Le dépistage organisé du cancer du sein a besoin d’une « rénovation profonde », juge la ministre en Santé, Marisol Touraine à la lecture plusieurs recommandations émises componen l’Institut national du cancer (Inca) sur la base du comité d’orientation et en concertation citoyenne et scientifique lancée il y a united nations an. L’ensemble des modalités de cette refonte devraient être précisées d’ici à la fin de l’année.

Ainsi, sur la base de ce rapport de citoyen et de professionnels, l’Inca propose « d’engager la rénovation du programme de dépistage organisé du cancer du sein en l’inscrivant dans une logique plus individualisé », plaçant le médecin traitant (généraliste ou peut-rrtre un gynécologue) au cœur du parcours. Objectif : réduire efficacement la mortalité, l’ensemble des inégalités sociales et améliorer la qualité de vie plusieurs femmes dépistées.

En plus d’une décennie, 24 millions de mammographies ont été réalisées dans le cadre du dépistage organisé proposé à toutes l’ensemble des femmes de 50 à 74 ans sans risque particulier. Quelque 150 000 cancers ont été détectés, soit environ 17 000 componen an. Une détection souvent précoce qui aurait permet de réduire la mortalité d’environ twenty percent, rappelle l’Institut de veille sanitaire, ajoutant que ce bénéfice surpasse l’ensemble des dommages du dépistage comme l’ensemble des faux positifs, le surdiagnostic et l’ensemble des cancers radio-induits.

Le ministère en Santé a confié à l’Institut national du cancer et à la Direction générale en santé la refonte du programme de dépistage organisé du cancer du sein.

Néanmoins, l’ensemble des auteurs de ce rapport ne se prononcent pas pour l’abandon pur et simple de ce programme. Ils reconnaissent eux-mêmes que cela serait une réelle perte de chance pour l’ensemble des 2,5 millions de femmes qui y participent chaque année. Il serait de plus united nations non-sens de supprimer cette stratégie alors même que le cancer du sein reste la première cause de mortalité componen cancer chez la femme – 12 000 femmes y ont succombé en 2015 -, souligne le Pr Norbert Ifrah, président de l’Institut national du cancer (Inca).

Mais aujourd’hui le programme de dépistage organisé ne convainc plus l’ensemble des premières concernées et l’ensemble des professionnels de santé – à peine 52 % de femmes participent au dépistage, une proportion constante depuis 2008. Exprimant plusieurs doutes sur l’efficacité plusieurs mammographies pour faire reculer la mortalité et plusieurs craintes qu’elle génère « un nombre plus ou peut-rrtre un moins élevé de surdiagnostics et de surtraitements », ils souhaitent united nations « arrêt du dépistage organisé tel qu’il existe aujourd’hui, et la mise en place d’un nouveau dépistage organisé, profondément modifié ».
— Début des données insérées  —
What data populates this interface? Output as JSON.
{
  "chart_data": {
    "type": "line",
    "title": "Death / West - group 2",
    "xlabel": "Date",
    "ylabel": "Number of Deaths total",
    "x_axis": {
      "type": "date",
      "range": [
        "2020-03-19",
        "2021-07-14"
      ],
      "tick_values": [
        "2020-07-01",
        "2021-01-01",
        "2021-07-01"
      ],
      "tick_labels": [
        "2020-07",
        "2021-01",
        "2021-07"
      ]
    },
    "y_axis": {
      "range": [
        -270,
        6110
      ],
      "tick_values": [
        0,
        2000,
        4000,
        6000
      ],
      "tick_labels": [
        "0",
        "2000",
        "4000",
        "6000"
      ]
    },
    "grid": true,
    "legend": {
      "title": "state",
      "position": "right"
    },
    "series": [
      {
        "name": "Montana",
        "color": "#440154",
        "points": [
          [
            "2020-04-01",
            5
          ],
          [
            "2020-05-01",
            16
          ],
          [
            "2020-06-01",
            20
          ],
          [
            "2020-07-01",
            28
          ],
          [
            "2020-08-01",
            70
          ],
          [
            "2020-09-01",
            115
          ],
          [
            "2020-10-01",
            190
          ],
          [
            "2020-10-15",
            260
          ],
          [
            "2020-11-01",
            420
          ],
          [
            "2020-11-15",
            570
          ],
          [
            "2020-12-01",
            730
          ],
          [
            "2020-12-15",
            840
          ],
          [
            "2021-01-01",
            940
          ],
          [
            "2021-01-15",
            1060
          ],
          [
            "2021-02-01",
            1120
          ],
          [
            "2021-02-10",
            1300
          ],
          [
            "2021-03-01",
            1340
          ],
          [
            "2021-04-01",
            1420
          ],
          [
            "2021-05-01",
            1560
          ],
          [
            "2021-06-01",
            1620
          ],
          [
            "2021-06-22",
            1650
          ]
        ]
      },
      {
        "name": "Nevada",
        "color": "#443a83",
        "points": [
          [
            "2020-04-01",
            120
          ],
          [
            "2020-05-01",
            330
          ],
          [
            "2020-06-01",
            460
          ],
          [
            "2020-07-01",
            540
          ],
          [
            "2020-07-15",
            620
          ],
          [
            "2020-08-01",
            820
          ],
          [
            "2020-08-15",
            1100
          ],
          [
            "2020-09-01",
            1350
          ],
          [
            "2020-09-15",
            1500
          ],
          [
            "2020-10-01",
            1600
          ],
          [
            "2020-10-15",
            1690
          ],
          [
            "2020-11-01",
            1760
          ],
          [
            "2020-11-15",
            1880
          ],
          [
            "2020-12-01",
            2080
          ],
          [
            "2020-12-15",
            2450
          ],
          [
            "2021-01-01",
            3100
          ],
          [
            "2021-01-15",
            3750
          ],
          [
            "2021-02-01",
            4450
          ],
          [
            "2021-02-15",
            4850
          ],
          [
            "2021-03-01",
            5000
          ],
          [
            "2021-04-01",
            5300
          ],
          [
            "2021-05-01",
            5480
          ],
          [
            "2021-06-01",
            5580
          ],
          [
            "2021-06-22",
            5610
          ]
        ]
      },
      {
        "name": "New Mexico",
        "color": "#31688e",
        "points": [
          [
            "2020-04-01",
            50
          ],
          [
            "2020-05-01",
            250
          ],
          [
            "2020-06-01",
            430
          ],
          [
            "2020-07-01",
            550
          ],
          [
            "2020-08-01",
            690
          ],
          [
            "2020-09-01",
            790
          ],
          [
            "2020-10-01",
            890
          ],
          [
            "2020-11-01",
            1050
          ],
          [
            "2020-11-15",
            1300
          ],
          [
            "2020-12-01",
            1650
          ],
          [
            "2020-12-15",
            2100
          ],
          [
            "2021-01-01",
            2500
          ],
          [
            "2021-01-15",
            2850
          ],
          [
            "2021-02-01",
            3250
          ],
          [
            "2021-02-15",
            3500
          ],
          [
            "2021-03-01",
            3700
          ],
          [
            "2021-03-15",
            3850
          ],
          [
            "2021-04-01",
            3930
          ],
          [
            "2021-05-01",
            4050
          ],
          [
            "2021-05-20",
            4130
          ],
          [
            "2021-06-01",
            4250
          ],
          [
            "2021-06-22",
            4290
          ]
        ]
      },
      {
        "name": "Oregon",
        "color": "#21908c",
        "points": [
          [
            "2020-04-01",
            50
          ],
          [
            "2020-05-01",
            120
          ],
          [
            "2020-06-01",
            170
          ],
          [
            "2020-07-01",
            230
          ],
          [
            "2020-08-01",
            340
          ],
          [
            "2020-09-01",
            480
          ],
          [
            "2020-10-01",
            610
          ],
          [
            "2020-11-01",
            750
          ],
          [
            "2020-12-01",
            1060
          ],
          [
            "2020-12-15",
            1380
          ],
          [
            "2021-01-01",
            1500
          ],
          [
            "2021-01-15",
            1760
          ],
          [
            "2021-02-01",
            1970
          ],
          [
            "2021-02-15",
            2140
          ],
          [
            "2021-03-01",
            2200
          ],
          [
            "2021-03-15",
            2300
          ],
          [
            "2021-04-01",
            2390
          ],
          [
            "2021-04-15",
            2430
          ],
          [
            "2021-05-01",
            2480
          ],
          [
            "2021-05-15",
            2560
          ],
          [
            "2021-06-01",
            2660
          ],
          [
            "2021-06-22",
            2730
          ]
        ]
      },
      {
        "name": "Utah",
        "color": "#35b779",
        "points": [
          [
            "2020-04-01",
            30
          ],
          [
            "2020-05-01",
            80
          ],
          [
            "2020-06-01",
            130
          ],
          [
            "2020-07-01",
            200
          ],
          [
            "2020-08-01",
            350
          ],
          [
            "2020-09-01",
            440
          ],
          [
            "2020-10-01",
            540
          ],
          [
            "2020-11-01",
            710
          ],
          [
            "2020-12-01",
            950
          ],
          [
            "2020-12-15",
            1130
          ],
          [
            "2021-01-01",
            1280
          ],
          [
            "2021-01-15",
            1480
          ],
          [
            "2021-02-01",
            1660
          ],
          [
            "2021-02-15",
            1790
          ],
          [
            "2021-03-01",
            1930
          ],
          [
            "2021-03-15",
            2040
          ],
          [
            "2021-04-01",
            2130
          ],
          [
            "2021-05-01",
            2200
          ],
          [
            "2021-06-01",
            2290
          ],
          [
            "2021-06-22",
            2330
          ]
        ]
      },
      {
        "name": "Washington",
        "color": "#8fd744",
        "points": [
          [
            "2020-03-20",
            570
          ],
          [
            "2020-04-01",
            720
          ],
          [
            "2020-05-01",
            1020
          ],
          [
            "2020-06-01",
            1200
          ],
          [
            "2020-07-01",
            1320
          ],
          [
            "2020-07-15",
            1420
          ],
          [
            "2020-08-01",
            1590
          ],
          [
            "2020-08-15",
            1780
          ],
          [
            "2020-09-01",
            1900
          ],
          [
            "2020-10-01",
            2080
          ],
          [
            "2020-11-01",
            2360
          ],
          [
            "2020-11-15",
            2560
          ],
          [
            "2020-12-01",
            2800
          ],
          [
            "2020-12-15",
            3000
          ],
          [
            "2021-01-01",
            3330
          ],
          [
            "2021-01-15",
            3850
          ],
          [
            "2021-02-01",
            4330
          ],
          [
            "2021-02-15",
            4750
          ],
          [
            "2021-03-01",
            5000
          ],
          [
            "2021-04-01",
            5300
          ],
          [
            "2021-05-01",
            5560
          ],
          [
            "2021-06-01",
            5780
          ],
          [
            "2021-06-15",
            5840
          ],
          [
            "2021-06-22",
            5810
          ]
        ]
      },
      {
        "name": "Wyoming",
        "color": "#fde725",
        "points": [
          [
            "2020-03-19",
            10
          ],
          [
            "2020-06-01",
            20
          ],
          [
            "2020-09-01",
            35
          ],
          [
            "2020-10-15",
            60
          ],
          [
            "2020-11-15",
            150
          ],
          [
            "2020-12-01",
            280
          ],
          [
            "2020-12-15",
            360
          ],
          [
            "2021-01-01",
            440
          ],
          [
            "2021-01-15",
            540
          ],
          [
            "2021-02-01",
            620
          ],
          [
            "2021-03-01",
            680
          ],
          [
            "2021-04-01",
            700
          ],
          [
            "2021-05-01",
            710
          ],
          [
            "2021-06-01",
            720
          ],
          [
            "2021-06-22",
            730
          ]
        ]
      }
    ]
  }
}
La recherche prend enfin une place importante dans l’amélioration du dépistage du cancer du sein. La recherche de marqueurs biologiques permettant d’identifier l’ensemble des femmes à risques, ou peut-rrtre un l’ensemble des cancers agressifs permettrait de « mieux maîtriser le sur-traitement » et réduire l’impact sur la qualité plusieurs vies plusieurs malades.